If CMS does not keep proper records, how does it monitor the 6% safe-harbor threshold? ? It appears that CMS only noticed and approved Connecticut’s overlimit tax (a rate of about 7.5%, according to former OPM head Ben Barnes) after the high profile hospital lawsuit.

The Senate should mandate that CMS collect data and exercise oversight. But, right now, the Senate knows enough to institute reforms: the 6% threshold should be reduced and made a hard cap, and a mandate adopted that federal Medicaid funds be used exclusively to fund Medicaid with strict reporting and penalties for violation.

Medicaid is out of control, having exploded from $600 billion to $870 billion from 2017 to 2023. Reform of the provider tax scam could potentially save many tens of billions every year, likely without hurting Medicaid. If the fourteen sanctuary states want to provide free health care to illegal immigrants, they should actually use state funds; and if states run deficits, they should cut spending or raise taxes.
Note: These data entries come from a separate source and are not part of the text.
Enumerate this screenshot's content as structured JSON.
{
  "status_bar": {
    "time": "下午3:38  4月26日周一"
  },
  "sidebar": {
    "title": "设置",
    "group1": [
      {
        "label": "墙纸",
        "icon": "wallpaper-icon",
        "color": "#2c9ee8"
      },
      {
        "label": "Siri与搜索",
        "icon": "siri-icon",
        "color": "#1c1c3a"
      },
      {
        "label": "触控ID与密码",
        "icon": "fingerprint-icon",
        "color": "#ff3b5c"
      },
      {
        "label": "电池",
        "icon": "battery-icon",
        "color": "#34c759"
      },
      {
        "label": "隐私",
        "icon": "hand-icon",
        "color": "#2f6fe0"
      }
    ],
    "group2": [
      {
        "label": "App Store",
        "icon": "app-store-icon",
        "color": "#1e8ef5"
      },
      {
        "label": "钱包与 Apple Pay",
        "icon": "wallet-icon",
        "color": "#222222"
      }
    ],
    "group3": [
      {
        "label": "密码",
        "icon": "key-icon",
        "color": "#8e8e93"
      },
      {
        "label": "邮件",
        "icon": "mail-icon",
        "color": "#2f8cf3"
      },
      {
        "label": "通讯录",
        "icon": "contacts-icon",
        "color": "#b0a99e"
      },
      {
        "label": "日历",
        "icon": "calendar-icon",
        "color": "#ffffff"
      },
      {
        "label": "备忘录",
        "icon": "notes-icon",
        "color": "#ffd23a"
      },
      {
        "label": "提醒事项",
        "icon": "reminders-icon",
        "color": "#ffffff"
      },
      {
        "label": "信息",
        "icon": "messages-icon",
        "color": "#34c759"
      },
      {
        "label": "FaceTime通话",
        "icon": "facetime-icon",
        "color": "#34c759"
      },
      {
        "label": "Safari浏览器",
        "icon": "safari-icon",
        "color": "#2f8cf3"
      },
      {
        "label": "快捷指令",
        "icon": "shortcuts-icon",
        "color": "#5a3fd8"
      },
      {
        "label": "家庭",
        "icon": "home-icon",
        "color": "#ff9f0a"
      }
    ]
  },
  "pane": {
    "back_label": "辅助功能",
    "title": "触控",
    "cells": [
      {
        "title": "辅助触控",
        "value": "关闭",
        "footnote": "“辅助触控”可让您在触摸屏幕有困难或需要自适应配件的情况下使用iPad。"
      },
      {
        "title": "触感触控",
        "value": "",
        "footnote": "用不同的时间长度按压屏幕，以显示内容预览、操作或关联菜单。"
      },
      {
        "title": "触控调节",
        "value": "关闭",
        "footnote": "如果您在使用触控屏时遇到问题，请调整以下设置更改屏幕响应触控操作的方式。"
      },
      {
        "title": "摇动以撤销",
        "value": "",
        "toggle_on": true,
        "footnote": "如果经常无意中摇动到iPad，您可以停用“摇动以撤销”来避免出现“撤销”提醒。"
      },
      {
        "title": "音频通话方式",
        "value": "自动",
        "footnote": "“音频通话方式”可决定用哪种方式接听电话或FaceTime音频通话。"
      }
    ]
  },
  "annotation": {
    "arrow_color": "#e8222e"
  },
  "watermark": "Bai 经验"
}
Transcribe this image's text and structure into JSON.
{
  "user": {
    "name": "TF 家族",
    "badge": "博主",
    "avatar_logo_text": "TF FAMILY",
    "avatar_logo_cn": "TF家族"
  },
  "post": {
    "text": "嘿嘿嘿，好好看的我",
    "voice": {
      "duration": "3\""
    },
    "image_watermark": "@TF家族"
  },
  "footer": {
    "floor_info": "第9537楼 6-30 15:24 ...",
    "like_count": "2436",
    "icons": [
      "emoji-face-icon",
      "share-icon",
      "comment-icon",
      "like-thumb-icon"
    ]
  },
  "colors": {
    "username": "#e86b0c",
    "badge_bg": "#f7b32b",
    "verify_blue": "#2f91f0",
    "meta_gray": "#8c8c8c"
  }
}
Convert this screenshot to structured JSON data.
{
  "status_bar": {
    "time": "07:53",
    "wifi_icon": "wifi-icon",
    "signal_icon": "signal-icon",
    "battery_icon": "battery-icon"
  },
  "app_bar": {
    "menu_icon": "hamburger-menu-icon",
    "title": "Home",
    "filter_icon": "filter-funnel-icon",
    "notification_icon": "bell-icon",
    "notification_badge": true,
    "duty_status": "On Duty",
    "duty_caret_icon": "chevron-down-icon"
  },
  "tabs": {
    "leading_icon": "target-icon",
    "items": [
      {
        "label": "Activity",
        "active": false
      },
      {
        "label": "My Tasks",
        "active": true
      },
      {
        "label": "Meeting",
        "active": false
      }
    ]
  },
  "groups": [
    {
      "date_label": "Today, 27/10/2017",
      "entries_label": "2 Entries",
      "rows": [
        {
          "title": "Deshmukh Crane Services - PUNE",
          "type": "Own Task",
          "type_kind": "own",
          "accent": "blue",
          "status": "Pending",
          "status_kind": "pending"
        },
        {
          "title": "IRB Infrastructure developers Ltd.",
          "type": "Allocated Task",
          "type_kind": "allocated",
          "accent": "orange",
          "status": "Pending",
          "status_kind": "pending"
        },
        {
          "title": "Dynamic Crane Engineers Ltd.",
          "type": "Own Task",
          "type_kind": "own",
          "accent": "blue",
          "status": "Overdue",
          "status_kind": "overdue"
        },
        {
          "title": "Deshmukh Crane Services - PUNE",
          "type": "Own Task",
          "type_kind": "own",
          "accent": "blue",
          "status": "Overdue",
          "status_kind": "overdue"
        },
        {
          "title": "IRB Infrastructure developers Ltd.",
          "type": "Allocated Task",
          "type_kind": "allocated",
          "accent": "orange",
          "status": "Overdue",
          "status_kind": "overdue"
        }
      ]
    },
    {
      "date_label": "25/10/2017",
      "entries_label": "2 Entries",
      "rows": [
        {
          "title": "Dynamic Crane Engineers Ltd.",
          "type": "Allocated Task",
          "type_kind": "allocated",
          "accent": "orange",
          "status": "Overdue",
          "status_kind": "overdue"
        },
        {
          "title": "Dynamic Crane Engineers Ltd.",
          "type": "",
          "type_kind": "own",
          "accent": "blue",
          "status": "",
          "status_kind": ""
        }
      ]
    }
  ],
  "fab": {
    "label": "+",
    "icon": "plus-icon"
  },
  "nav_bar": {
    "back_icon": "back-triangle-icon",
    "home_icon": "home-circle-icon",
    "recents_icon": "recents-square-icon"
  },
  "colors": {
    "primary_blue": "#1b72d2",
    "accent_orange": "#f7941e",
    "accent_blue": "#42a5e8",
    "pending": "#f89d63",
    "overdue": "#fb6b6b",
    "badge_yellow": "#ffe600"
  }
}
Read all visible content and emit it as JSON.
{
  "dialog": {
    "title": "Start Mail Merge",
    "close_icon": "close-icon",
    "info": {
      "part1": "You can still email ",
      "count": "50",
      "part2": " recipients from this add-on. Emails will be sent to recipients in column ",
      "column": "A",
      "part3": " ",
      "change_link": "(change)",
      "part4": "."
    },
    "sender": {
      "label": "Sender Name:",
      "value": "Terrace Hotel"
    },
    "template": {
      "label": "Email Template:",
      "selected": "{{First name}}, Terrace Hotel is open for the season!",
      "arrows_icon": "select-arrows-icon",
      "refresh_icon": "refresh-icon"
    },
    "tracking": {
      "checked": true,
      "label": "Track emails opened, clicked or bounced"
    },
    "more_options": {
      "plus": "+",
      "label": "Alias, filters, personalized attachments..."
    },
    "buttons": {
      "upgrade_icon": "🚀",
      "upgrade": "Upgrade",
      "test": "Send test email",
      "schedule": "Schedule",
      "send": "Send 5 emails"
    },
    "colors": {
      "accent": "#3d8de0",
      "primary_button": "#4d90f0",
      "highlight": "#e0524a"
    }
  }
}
Working Americans struggling to pay for their own health insurance should not be paying taxes to fund Medicaid coverage for single able-bodied childless adults who refuse to work. Nor, certainly, to close state budget deficits or health benefits for illegal immigrants.

States have become over-reliant on this scheme, Connecticut in particular. Governor Lamont and Democrats just increased the hospital tax from the $900 million level in place since Barnes’ time to almost $1.2 billion in an attempt to beat the effective date of the moratorium in the reconciliation bill. It is inconceivable that this gambit will succeed in today’s Washington, nor should it.

All Americans should want the federal budget brought under control, even more so than their state budget. A single state’s crisis is one thing, a national crisis would be quite another.